Nie zrobił tego jednak, chociaż Takasugi czekał cierpliwie. Deszcz był przyjemnie ciepły i, nawet gdy mundur niemal całkowicie przykleił się już do jego ciała, przemakając aż do podszewki, to nie było to złe uczucie. Spływające po jego skórze krople łaskotały, prawie jak prawdziwe łzy. Zamykając oczy miał wrażenie, że byłby w stanie wyobrazić sobie, że to szloch zrozpaczonej Orihime wywołał tę ulewę. Nie było to przecież tak nieprawdopodobne jak mogło się to wydawać.
Gintoki uśmiechnął się lekko i odwrócił głowę, kątem oka spoglądając na wciąż zamyślonego i przemoczonego Takasugiego.

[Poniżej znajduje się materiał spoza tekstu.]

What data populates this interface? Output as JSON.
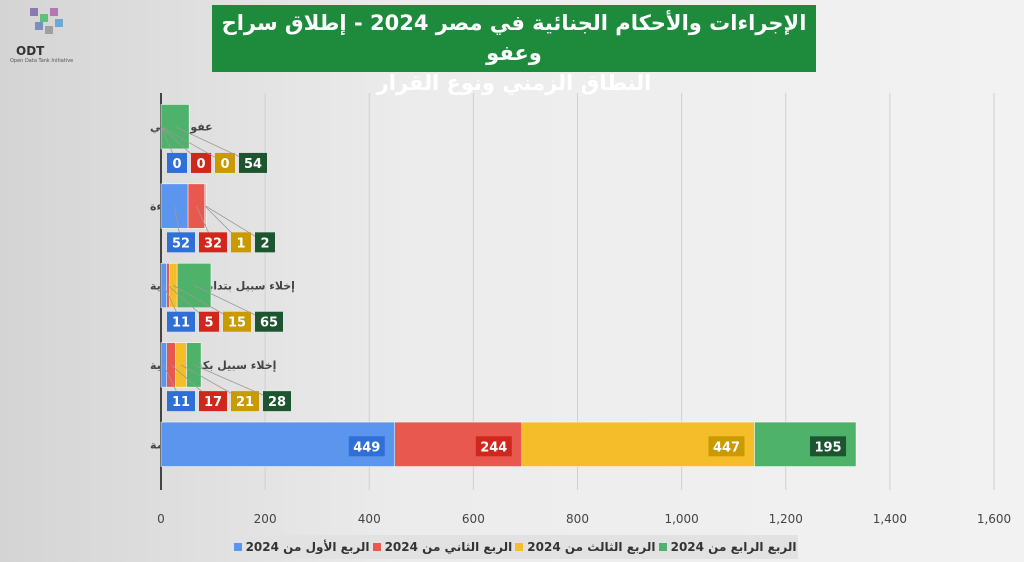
{
  "logo": {
    "text": "ODT",
    "subtext": "Open Data Tank Initiative"
  },
  "chart_data": {
    "type": "bar",
    "orientation": "horizontal",
    "stacked": true,
    "title": "الإجراءات والأحكام الجنائية في مصر 2024 - إطلاق سراح وعفو",
    "subtitle": "النطاق الزمني ونوع القرار",
    "categories": [
      "عفو رئاسي",
      "براءة",
      "إخلاء سبيل بتدابير احترازية",
      "إخلاء سبيل بكفالة مالية",
      "إخلاء سبيل بضمان محل الإقامة"
    ],
    "series": [
      {
        "name": "الربع الأول من 2024",
        "color": "#5b95ee",
        "label_color": "#2f6fd6",
        "values": [
          0,
          52,
          11,
          11,
          449
        ]
      },
      {
        "name": "الربع الثاني من 2024",
        "color": "#e9584e",
        "label_color": "#d0271d",
        "values": [
          0,
          32,
          5,
          17,
          244
        ]
      },
      {
        "name": "الربع الثالث من 2024",
        "color": "#f6bd2a",
        "label_color": "#c99b00",
        "values": [
          0,
          1,
          15,
          21,
          447
        ]
      },
      {
        "name": "الربع الرابع من 2024",
        "color": "#4eb26a",
        "label_color": "#1d5530",
        "values": [
          54,
          2,
          65,
          28,
          195
        ]
      }
    ],
    "xlim": [
      0,
      1600
    ],
    "xticks": [
      "0",
      "200",
      "400",
      "600",
      "800",
      "1,000",
      "1,200",
      "1,400",
      "1,600"
    ],
    "grid": true,
    "legend": "bottom"
  }
}
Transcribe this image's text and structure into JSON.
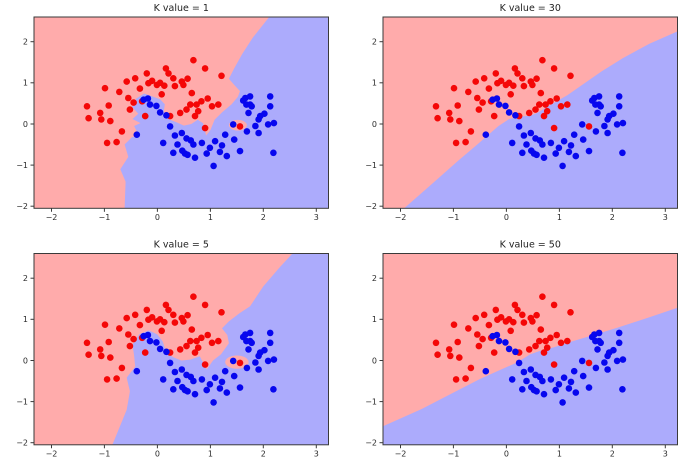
{
  "page": {
    "background": "#ffffff",
    "description": "2x2 grid of KNN decision boundary plots on the two-moons dataset"
  },
  "colors": {
    "region_red": "#ffabab",
    "region_blue": "#acabfc",
    "point_red": "#f40707",
    "point_blue": "#0707ee",
    "frame": "#3a3a3a",
    "tick_text": "#2b2b2b",
    "title_text": "#1f1f1f"
  },
  "chart_data": {
    "type": "scatter",
    "title": "",
    "grid": false,
    "legend": "none",
    "shared": {
      "xlim": [
        -2.33,
        3.23
      ],
      "ylim": [
        -2.05,
        2.6
      ],
      "x_ticks": [
        -2,
        -1,
        0,
        1,
        2,
        3
      ],
      "y_ticks": [
        -2,
        -1,
        0,
        1,
        2
      ],
      "series": [
        {
          "name": "class-red",
          "color_key": "point_red",
          "points": [
            [
              -1.33,
              0.43
            ],
            [
              -1.3,
              0.14
            ],
            [
              -1.08,
              0.27
            ],
            [
              -1.06,
              0.11
            ],
            [
              -0.99,
              0.87
            ],
            [
              -0.92,
              0.45
            ],
            [
              -0.89,
              0.07
            ],
            [
              -0.95,
              -0.46
            ],
            [
              -0.77,
              -0.44
            ],
            [
              -0.67,
              -0.18
            ],
            [
              -0.58,
              1.03
            ],
            [
              -0.72,
              0.78
            ],
            [
              -0.55,
              0.63
            ],
            [
              -0.52,
              0.35
            ],
            [
              -0.45,
              0.52
            ],
            [
              -0.42,
              1.11
            ],
            [
              -0.33,
              0.86
            ],
            [
              -0.29,
              0.55
            ],
            [
              -0.23,
              0.19
            ],
            [
              -0.2,
              1.23
            ],
            [
              -0.17,
              0.99
            ],
            [
              -0.1,
              1.05
            ],
            [
              -0.01,
              0.95
            ],
            [
              0.05,
              1.0
            ],
            [
              0.08,
              0.72
            ],
            [
              0.13,
              0.93
            ],
            [
              0.16,
              1.35
            ],
            [
              0.21,
              1.23
            ],
            [
              0.24,
              0.19
            ],
            [
              0.3,
              1.11
            ],
            [
              0.33,
              0.92
            ],
            [
              0.43,
              0.27
            ],
            [
              0.46,
              1.03
            ],
            [
              0.49,
              0.95
            ],
            [
              0.55,
              0.35
            ],
            [
              0.57,
              1.1
            ],
            [
              0.62,
              0.47
            ],
            [
              0.65,
              0.75
            ],
            [
              0.68,
              1.55
            ],
            [
              0.74,
              0.47
            ],
            [
              0.77,
              0.31
            ],
            [
              0.71,
              0.19
            ],
            [
              0.83,
              0.55
            ],
            [
              0.9,
              1.35
            ],
            [
              0.9,
              -0.1
            ],
            [
              0.95,
              0.62
            ],
            [
              1.03,
              0.43
            ],
            [
              1.15,
              0.47
            ],
            [
              1.21,
              1.17
            ],
            [
              1.56,
              -0.06
            ]
          ]
        },
        {
          "name": "class-blue",
          "color_key": "point_blue",
          "points": [
            [
              -0.39,
              -0.26
            ],
            [
              -0.26,
              0.59
            ],
            [
              -0.18,
              0.62
            ],
            [
              -0.14,
              0.47
            ],
            [
              -0.02,
              0.44
            ],
            [
              0.05,
              0.28
            ],
            [
              0.17,
              0.21
            ],
            [
              0.24,
              -0.06
            ],
            [
              0.11,
              -0.46
            ],
            [
              0.3,
              -0.7
            ],
            [
              0.33,
              -0.28
            ],
            [
              0.38,
              -0.5
            ],
            [
              0.46,
              -0.22
            ],
            [
              0.52,
              -0.72
            ],
            [
              0.57,
              -0.75
            ],
            [
              0.55,
              -0.35
            ],
            [
              0.63,
              -0.4
            ],
            [
              0.68,
              -0.5
            ],
            [
              0.71,
              -0.82
            ],
            [
              0.84,
              -0.46
            ],
            [
              0.93,
              -0.72
            ],
            [
              0.99,
              -0.58
            ],
            [
              1.06,
              -1.02
            ],
            [
              1.09,
              -0.42
            ],
            [
              1.18,
              -0.68
            ],
            [
              1.28,
              -0.26
            ],
            [
              1.31,
              -0.78
            ],
            [
              1.43,
              -0.01
            ],
            [
              1.45,
              -0.38
            ],
            [
              1.56,
              -0.66
            ],
            [
              1.62,
              0.57
            ],
            [
              1.66,
              0.63
            ],
            [
              1.69,
              -0.18
            ],
            [
              1.72,
              0.27
            ],
            [
              1.75,
              0.67
            ],
            [
              1.75,
              0.47
            ],
            [
              1.78,
              0.43
            ],
            [
              1.85,
              -0.05
            ],
            [
              1.91,
              0.11
            ],
            [
              1.91,
              -0.22
            ],
            [
              1.94,
              0.19
            ],
            [
              2.02,
              0.25
            ],
            [
              2.09,
              -0.01
            ],
            [
              2.13,
              0.67
            ],
            [
              2.13,
              0.43
            ],
            [
              2.19,
              -0.7
            ],
            [
              2.2,
              0.02
            ],
            [
              1.68,
              0.47
            ],
            [
              0.47,
              -0.65
            ],
            [
              1.22,
              -0.52
            ]
          ]
        }
      ]
    },
    "subplots": [
      {
        "title": "K value = 1",
        "k": 1,
        "grid_pos": "top-left",
        "blue_region": [
          [
            -0.62,
            -2.05
          ],
          [
            -0.6,
            -1.4
          ],
          [
            -0.7,
            -1.1
          ],
          [
            -0.55,
            -0.8
          ],
          [
            -0.62,
            -0.5
          ],
          [
            -0.48,
            -0.32
          ],
          [
            -0.35,
            -0.28
          ],
          [
            -0.44,
            -0.05
          ],
          [
            -0.32,
            0.02
          ],
          [
            -0.47,
            0.12
          ],
          [
            -0.36,
            0.25
          ],
          [
            -0.48,
            0.42
          ],
          [
            -0.4,
            0.62
          ],
          [
            -0.25,
            0.74
          ],
          [
            -0.08,
            0.66
          ],
          [
            0.05,
            0.6
          ],
          [
            0.14,
            0.48
          ],
          [
            0.12,
            0.3
          ],
          [
            0.24,
            0.1
          ],
          [
            0.36,
            0.04
          ],
          [
            0.5,
            -0.04
          ],
          [
            0.64,
            0.0
          ],
          [
            0.76,
            0.1
          ],
          [
            0.86,
            0.02
          ],
          [
            0.92,
            -0.28
          ],
          [
            1.0,
            -0.15
          ],
          [
            1.08,
            0.1
          ],
          [
            1.22,
            0.28
          ],
          [
            1.4,
            0.48
          ],
          [
            1.52,
            0.66
          ],
          [
            1.56,
            0.8
          ],
          [
            1.45,
            0.95
          ],
          [
            1.35,
            1.1
          ],
          [
            1.45,
            1.35
          ],
          [
            1.6,
            1.7
          ],
          [
            1.8,
            2.1
          ],
          [
            2.11,
            2.6
          ],
          [
            3.23,
            2.6
          ],
          [
            3.23,
            -2.05
          ]
        ],
        "red_pockets": [
          {
            "cx": 1.52,
            "cy": -0.03,
            "rx": 0.17,
            "ry": 0.13
          }
        ]
      },
      {
        "title": "K value = 30",
        "k": 30,
        "grid_pos": "top-right",
        "blue_region": [
          [
            -1.93,
            -2.05
          ],
          [
            -1.4,
            -1.45
          ],
          [
            -0.9,
            -0.88
          ],
          [
            -0.55,
            -0.5
          ],
          [
            -0.15,
            -0.05
          ],
          [
            0.05,
            0.12
          ],
          [
            0.25,
            0.18
          ],
          [
            0.45,
            0.2
          ],
          [
            0.6,
            0.28
          ],
          [
            0.75,
            0.4
          ],
          [
            0.95,
            0.55
          ],
          [
            1.15,
            0.7
          ],
          [
            1.43,
            0.95
          ],
          [
            1.8,
            1.28
          ],
          [
            2.2,
            1.6
          ],
          [
            2.7,
            1.95
          ],
          [
            3.23,
            2.25
          ],
          [
            3.23,
            -2.05
          ]
        ],
        "red_pockets": []
      },
      {
        "title": "K value = 5",
        "k": 5,
        "grid_pos": "bottom-left",
        "blue_region": [
          [
            -0.85,
            -2.05
          ],
          [
            -0.58,
            -1.2
          ],
          [
            -0.52,
            -0.75
          ],
          [
            -0.58,
            -0.42
          ],
          [
            -0.42,
            -0.15
          ],
          [
            -0.44,
            0.12
          ],
          [
            -0.47,
            0.38
          ],
          [
            -0.34,
            0.64
          ],
          [
            -0.16,
            0.73
          ],
          [
            0.0,
            0.63
          ],
          [
            0.1,
            0.46
          ],
          [
            0.15,
            0.26
          ],
          [
            0.28,
            0.09
          ],
          [
            0.45,
            0.0
          ],
          [
            0.62,
            0.02
          ],
          [
            0.8,
            0.1
          ],
          [
            0.93,
            -0.22
          ],
          [
            1.05,
            0.0
          ],
          [
            1.2,
            0.15
          ],
          [
            1.35,
            0.42
          ],
          [
            1.32,
            0.62
          ],
          [
            1.22,
            0.78
          ],
          [
            1.35,
            0.95
          ],
          [
            1.55,
            1.15
          ],
          [
            1.75,
            1.32
          ],
          [
            2.0,
            1.8
          ],
          [
            2.3,
            2.25
          ],
          [
            2.55,
            2.6
          ],
          [
            3.23,
            2.6
          ],
          [
            3.23,
            -2.05
          ]
        ],
        "red_pockets": [
          {
            "cx": 1.5,
            "cy": -0.04,
            "rx": 0.22,
            "ry": 0.16
          }
        ]
      },
      {
        "title": "K value = 50",
        "k": 50,
        "grid_pos": "bottom-right",
        "blue_region": [
          [
            -2.33,
            -1.6
          ],
          [
            -1.6,
            -1.18
          ],
          [
            -1.0,
            -0.78
          ],
          [
            -0.5,
            -0.45
          ],
          [
            -0.1,
            -0.22
          ],
          [
            0.2,
            -0.05
          ],
          [
            0.45,
            0.15
          ],
          [
            0.65,
            0.24
          ],
          [
            0.9,
            0.32
          ],
          [
            1.2,
            0.45
          ],
          [
            1.6,
            0.6
          ],
          [
            2.1,
            0.8
          ],
          [
            2.7,
            1.05
          ],
          [
            3.23,
            1.28
          ],
          [
            3.23,
            -2.05
          ],
          [
            -2.33,
            -2.05
          ]
        ],
        "red_pockets": []
      }
    ]
  }
}
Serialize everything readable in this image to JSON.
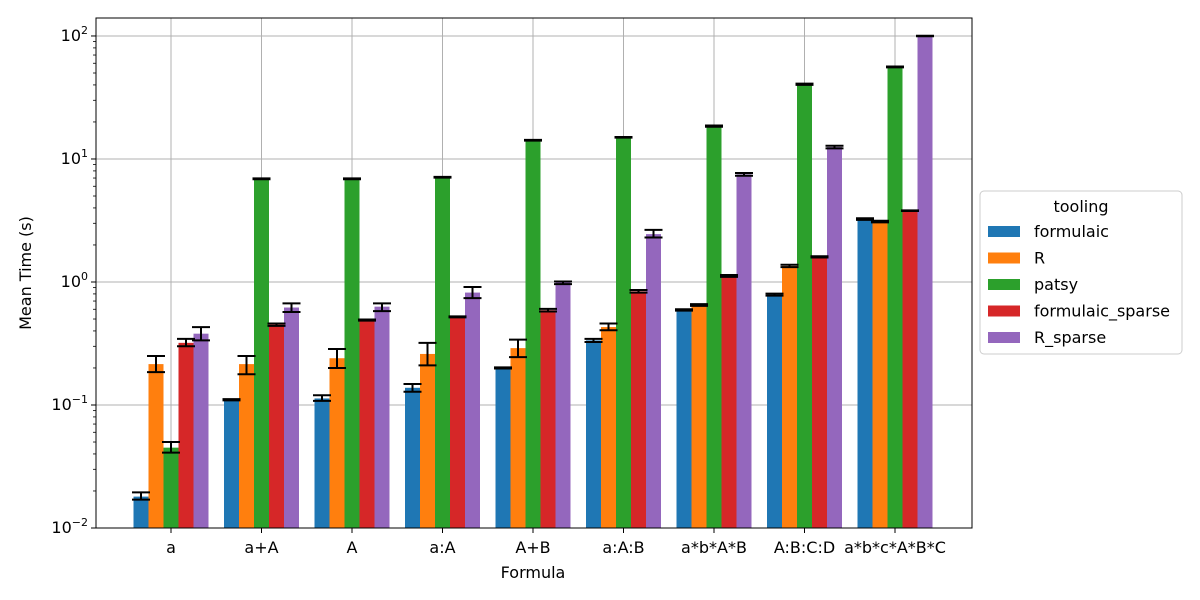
{
  "chart_data": {
    "type": "bar",
    "yscale": "log",
    "xlabel": "Formula",
    "ylabel": "Mean Time (s)",
    "ylim": [
      0.01,
      140
    ],
    "grid": true,
    "legend": {
      "title": "tooling",
      "placement": "outside-right"
    },
    "yticks": [
      {
        "value": 0.01,
        "base": "10",
        "exp": "−2"
      },
      {
        "value": 0.1,
        "base": "10",
        "exp": "−1"
      },
      {
        "value": 1,
        "base": "10",
        "exp": "0"
      },
      {
        "value": 10,
        "base": "10",
        "exp": "1"
      },
      {
        "value": 100,
        "base": "10",
        "exp": "2"
      }
    ],
    "categories": [
      "a",
      "a+A",
      "A",
      "a:A",
      "A+B",
      "a:A:B",
      "a*b*A*B",
      "A:B:C:D",
      "a*b*c*A*B*C"
    ],
    "series": [
      {
        "name": "formulaic",
        "color": "#1f77b4",
        "values": [
          0.018,
          0.11,
          0.113,
          0.138,
          0.2,
          0.335,
          0.59,
          0.79,
          3.25
        ],
        "err_low": [
          0.017,
          0.109,
          0.108,
          0.128,
          0.198,
          0.325,
          0.585,
          0.775,
          3.2
        ],
        "err_high": [
          0.0195,
          0.1115,
          0.12,
          0.148,
          0.202,
          0.345,
          0.6,
          0.805,
          3.3
        ]
      },
      {
        "name": "R",
        "color": "#ff7f0e",
        "values": [
          0.215,
          0.215,
          0.24,
          0.26,
          0.29,
          0.43,
          0.65,
          1.35,
          3.1
        ],
        "err_low": [
          0.185,
          0.178,
          0.2,
          0.21,
          0.245,
          0.405,
          0.64,
          1.32,
          3.05
        ],
        "err_high": [
          0.25,
          0.25,
          0.285,
          0.32,
          0.34,
          0.46,
          0.66,
          1.38,
          3.15
        ]
      },
      {
        "name": "patsy",
        "color": "#2ca02c",
        "values": [
          0.045,
          6.9,
          6.9,
          7.1,
          14.2,
          15.0,
          18.5,
          40.5,
          56.0
        ],
        "err_low": [
          0.041,
          6.85,
          6.85,
          7.05,
          14.1,
          14.9,
          18.3,
          40.0,
          55.5
        ],
        "err_high": [
          0.05,
          6.95,
          6.95,
          7.15,
          14.3,
          15.1,
          18.7,
          41.0,
          56.5
        ]
      },
      {
        "name": "formulaic_sparse",
        "color": "#d62728",
        "values": [
          0.32,
          0.45,
          0.49,
          0.52,
          0.59,
          0.84,
          1.12,
          1.6,
          3.8
        ],
        "err_low": [
          0.3,
          0.44,
          0.485,
          0.515,
          0.575,
          0.82,
          1.1,
          1.58,
          3.78
        ],
        "err_high": [
          0.345,
          0.46,
          0.495,
          0.525,
          0.605,
          0.86,
          1.14,
          1.62,
          3.82
        ]
      },
      {
        "name": "R_sparse",
        "color": "#9467bd",
        "values": [
          0.38,
          0.62,
          0.63,
          0.82,
          0.99,
          2.45,
          7.5,
          12.5,
          100.0
        ],
        "err_low": [
          0.335,
          0.57,
          0.58,
          0.74,
          0.96,
          2.3,
          7.3,
          12.2,
          99.5
        ],
        "err_high": [
          0.43,
          0.67,
          0.67,
          0.91,
          1.01,
          2.65,
          7.7,
          12.8,
          100.5
        ]
      }
    ]
  }
}
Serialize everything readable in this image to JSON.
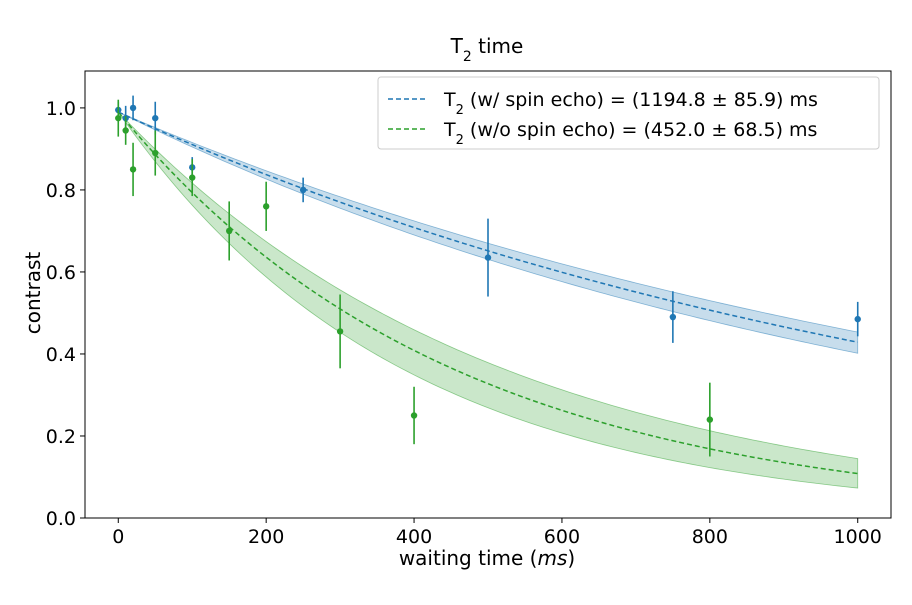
{
  "chart_data": {
    "type": "scatter",
    "title": "T",
    "title_subscript": "2",
    "title_suffix": " time",
    "xlabel": "waiting time ",
    "xlabel_unit": "ms",
    "xlabel_unit_open": "(",
    "xlabel_unit_close": ")",
    "ylabel": "contrast",
    "xlim": [
      -45,
      1045
    ],
    "ylim": [
      0.0,
      1.09
    ],
    "xticks": [
      0,
      200,
      400,
      600,
      800,
      1000
    ],
    "yticks": [
      0.0,
      0.2,
      0.4,
      0.6,
      0.8,
      1.0
    ],
    "xtick_labels": [
      "0",
      "200",
      "400",
      "600",
      "800",
      "1000"
    ],
    "ytick_labels": [
      "0.0",
      "0.2",
      "0.4",
      "0.6",
      "0.8",
      "1.0"
    ],
    "grid": false,
    "legend_position": "upper-right",
    "series": [
      {
        "legend_prefix": "T",
        "legend_sub": "2",
        "legend_suffix": " (w/ spin echo) = (1194.8 ± 85.9) ms",
        "color": "#1f77b4",
        "fit": {
          "T2": 1194.8,
          "T2_err": 85.9,
          "amplitude": 0.99,
          "offset": 0.0
        },
        "points": [
          {
            "x": 0,
            "y": 0.995,
            "err": 0.02
          },
          {
            "x": 10,
            "y": 0.975,
            "err": 0.03
          },
          {
            "x": 20,
            "y": 1.0,
            "err": 0.03
          },
          {
            "x": 50,
            "y": 0.975,
            "err": 0.04
          },
          {
            "x": 100,
            "y": 0.855,
            "err": 0.025
          },
          {
            "x": 250,
            "y": 0.8,
            "err": 0.03
          },
          {
            "x": 500,
            "y": 0.635,
            "err": 0.095
          },
          {
            "x": 750,
            "y": 0.49,
            "err": 0.063
          },
          {
            "x": 1000,
            "y": 0.485,
            "err": 0.042
          }
        ]
      },
      {
        "legend_prefix": "T",
        "legend_sub": "2",
        "legend_suffix": " (w/o spin echo) = (452.0 ± 68.5) ms",
        "color": "#2ca02c",
        "fit": {
          "T2": 452.0,
          "T2_err": 68.5,
          "amplitude": 0.99,
          "offset": 0.0
        },
        "points": [
          {
            "x": 0,
            "y": 0.975,
            "err": 0.045
          },
          {
            "x": 10,
            "y": 0.945,
            "err": 0.035
          },
          {
            "x": 20,
            "y": 0.85,
            "err": 0.065
          },
          {
            "x": 50,
            "y": 0.89,
            "err": 0.055
          },
          {
            "x": 100,
            "y": 0.83,
            "err": 0.045
          },
          {
            "x": 150,
            "y": 0.7,
            "err": 0.072
          },
          {
            "x": 200,
            "y": 0.76,
            "err": 0.06
          },
          {
            "x": 300,
            "y": 0.455,
            "err": 0.09
          },
          {
            "x": 400,
            "y": 0.25,
            "err": 0.07
          },
          {
            "x": 800,
            "y": 0.24,
            "err": 0.09
          }
        ]
      }
    ]
  }
}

- Nie stój tu i nie moknij bez sensu. Myślisz, że jak się przeziębisz, to ktoś się przejmie, Bakasugi?
- Gdybyś ty się miał mną zajmować, to wolałbym chyba umrzeć.
- Umarłbyś, zanim byś się tego doczekał. Więc wracaj do środka, ja dzisiaj wezmę pierwszą wartę.
Nie protestował, skinął tylko głową i powoli oddalił się w kierunku obozu.
Patrząc na wyschniętą ziemię, chciwie spijającą każdą kroplę deszczu, Takasugi doszedł do wniosku, że to nie mogła być taka zła sytuacja. Poziom wody w rzekach się podniesie, więc będą mieli co pić, przynajmniej przez jakiś czas. Pola ryżowe nie wyschną całkowicie i część zbiorów zostanie uratowana, a tym samym unikną głodu. Nawet jeżeli żadna z zapisanych na tanzaku próśb nie zostanie wysłuchana, to i tak ten dzień przyniósł im wiele dobrego.
Tylko, że to była Tanabata.
Tego dnia lepiej było rozważnie wyrażać swoje życzenia.